I am webscraping webpages with rvest
and turning the collected data into a dataframe using purrr::map_df
. The problem I ran into is that not all webpages have content on every html_nodes
that I specify, and map_df
is ignoring such incomplete webpages. I would want map_df
to include said webpages and write NA
wherever a html_nodes
does not match content. Take the following code:
library(rvest)
library(tidyverse)
urls <- list("https://en.wikipedia.org/wiki/FC_Barcelona",
"https://en.wikipedia.org/wiki/Rome",
"https://es.wikipedia.org/wiki/Curic%C3%B3")
h <- urls %>% map(read_html)
out <- h %>% map_df(~{
a <- html_nodes(., "#firstHeading") %>% html_text()

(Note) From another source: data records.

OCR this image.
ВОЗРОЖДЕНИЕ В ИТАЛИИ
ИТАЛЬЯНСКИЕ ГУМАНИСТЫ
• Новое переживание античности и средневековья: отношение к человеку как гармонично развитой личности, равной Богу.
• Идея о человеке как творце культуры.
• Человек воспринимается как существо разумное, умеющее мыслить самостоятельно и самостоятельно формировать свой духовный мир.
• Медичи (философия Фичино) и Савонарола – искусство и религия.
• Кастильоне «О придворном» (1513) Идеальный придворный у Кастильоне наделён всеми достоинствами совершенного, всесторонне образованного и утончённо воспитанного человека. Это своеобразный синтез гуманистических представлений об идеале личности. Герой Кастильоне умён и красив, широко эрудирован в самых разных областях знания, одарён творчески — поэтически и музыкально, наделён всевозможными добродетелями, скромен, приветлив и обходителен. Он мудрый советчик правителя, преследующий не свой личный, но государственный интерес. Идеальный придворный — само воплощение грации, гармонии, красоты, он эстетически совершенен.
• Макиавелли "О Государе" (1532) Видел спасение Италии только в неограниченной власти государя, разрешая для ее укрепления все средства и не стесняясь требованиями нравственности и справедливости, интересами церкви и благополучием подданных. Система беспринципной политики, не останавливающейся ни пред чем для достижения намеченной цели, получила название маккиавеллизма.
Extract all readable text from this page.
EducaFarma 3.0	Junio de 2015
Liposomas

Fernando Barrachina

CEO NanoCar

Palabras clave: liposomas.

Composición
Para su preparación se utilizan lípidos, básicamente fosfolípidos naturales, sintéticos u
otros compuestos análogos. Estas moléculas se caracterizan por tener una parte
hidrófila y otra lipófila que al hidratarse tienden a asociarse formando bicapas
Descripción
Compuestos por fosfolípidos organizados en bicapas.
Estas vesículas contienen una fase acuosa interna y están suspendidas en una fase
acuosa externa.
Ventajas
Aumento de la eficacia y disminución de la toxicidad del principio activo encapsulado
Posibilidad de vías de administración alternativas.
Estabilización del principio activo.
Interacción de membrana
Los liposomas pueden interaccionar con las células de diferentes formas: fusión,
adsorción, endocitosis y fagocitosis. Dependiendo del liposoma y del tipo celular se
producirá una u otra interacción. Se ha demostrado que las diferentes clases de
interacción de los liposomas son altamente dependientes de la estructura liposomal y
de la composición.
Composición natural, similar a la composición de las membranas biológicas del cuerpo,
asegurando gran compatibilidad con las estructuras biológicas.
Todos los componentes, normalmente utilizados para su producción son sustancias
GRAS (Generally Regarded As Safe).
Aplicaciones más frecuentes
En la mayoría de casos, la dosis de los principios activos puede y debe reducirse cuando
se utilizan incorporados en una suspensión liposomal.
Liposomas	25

b <- html_nodes(., "#History") %>% html_text()
df <- tibble(a, b)
})
out
Here is the output:
> out
# A tibble: 2 x 2
a b
<chr> <chr>
1 FC Barcelona History
2 Rome History
The problem here is that the output dataframe does not contain rows for websites which have not match for the #History
html node (in this case, the third url). My desired output, looks like this:
> out
# A tibble: 2 x 3
a b
<chr> <chr>
1 FC Barcelona History
2 Rome History
3 Curicó NA
Any help will be greatly appreciated!